Working as a programmer is starting to feel very inefficient. I keep getting better but no matter how fast I run, the more our tools feel like quicksand. And I can't help feeling guilty because I know the world just can't afford for us to waste time messing about reinventing the wheel. Maybe I'm getting old and tired of the same notions repackaged as shinny bright new technology. BTW - I liked your analysis of EJB...

So what are we to do? Just stand here and take it on the chin until we get too frustrated and just walk away? No, that's just not me. I want to build something and I know it will take ten years or more to complete, but when it is done it will have changed the way we program - well, some things anyway.

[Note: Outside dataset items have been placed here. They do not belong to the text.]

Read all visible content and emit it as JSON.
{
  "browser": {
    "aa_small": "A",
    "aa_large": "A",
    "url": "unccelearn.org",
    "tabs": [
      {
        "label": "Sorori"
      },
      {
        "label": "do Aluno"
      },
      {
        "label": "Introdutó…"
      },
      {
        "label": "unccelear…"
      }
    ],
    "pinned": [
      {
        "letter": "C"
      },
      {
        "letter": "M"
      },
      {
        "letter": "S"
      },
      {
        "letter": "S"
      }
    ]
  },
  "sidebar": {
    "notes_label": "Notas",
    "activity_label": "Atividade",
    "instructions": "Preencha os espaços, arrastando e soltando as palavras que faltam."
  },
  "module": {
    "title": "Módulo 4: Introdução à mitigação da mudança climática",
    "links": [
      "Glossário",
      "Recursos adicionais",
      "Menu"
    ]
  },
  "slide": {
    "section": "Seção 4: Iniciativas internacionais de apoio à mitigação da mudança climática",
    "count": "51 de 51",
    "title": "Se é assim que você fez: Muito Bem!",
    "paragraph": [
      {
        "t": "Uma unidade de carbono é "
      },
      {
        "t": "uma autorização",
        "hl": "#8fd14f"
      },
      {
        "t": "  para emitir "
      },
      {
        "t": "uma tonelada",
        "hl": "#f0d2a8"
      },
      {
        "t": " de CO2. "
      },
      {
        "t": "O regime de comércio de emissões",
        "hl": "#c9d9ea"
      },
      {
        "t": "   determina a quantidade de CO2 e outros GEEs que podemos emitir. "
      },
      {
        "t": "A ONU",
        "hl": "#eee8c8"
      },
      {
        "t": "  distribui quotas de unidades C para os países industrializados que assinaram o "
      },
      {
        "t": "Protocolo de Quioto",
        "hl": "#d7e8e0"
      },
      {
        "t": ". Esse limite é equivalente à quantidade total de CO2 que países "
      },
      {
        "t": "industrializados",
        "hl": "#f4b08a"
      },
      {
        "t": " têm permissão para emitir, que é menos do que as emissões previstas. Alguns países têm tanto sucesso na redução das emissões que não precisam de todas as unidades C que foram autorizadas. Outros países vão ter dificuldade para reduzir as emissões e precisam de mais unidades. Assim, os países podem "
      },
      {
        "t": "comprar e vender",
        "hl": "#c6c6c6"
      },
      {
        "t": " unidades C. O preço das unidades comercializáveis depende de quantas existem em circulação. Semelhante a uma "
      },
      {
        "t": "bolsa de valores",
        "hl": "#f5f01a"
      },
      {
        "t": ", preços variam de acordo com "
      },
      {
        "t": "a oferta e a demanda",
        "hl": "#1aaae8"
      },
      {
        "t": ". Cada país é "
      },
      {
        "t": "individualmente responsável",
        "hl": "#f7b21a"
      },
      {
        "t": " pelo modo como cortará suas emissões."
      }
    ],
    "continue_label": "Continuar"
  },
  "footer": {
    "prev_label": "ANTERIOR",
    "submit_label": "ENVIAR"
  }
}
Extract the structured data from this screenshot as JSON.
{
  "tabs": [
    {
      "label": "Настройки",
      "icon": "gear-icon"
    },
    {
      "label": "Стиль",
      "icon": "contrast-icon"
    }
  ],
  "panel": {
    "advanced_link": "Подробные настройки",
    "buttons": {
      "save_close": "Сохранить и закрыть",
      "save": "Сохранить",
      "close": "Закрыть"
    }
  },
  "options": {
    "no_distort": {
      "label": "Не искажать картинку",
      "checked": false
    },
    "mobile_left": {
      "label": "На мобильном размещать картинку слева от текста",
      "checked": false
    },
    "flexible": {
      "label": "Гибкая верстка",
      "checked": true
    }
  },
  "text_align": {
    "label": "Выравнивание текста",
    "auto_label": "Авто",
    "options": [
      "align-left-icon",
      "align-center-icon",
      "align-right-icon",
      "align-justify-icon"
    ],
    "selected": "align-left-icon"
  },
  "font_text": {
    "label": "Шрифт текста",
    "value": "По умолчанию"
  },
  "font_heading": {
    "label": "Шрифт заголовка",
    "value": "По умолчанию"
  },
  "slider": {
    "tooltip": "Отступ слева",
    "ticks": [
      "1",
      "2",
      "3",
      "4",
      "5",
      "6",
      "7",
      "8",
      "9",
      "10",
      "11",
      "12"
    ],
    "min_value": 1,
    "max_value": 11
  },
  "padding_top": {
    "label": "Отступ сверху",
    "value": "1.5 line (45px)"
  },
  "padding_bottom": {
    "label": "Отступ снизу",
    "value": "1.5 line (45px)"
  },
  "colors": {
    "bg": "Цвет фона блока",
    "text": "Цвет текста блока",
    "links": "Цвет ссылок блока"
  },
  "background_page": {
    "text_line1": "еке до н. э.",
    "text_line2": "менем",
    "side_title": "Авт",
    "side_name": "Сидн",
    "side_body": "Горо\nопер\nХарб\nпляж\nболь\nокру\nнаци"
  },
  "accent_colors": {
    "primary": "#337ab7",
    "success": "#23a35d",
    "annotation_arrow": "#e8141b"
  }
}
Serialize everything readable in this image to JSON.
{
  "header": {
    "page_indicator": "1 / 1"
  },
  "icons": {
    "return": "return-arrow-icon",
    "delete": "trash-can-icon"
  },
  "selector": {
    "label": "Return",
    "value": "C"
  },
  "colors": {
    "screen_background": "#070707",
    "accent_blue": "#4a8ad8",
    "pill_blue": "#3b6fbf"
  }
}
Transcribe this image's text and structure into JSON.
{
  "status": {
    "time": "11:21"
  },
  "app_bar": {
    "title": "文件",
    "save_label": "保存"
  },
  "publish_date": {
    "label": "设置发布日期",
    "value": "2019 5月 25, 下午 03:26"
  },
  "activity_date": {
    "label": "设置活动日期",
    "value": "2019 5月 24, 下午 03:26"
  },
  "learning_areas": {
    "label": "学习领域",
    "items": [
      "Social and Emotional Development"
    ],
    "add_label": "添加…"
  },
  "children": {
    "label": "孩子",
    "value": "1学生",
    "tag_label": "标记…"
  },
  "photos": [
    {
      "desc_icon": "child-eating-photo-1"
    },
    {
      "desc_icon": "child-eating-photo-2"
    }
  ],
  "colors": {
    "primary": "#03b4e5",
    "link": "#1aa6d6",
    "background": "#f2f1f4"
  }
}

You have touched on the key ingredient to building this larger-than-life something that I can't quite enumerate - yet. Own your code. Share it with people you trust and with their help build software that makes a difference. But don't make the mistake of giving it away. You need to see it through and the only way to do that is to make your efforts self-funding, contrary to the prevailing view.

Use your favorite tools as you know best. Soon the Java Geztapo will have blurred into history and the language arts will return. Best tool for the job and all that. Don't get me wrong, Java is great - well, for some things anyway.

I haven't figured out this wiki thing yet since I just ran across it five minutes ago. So I can't share my collection of links and ramblings but I'll be back!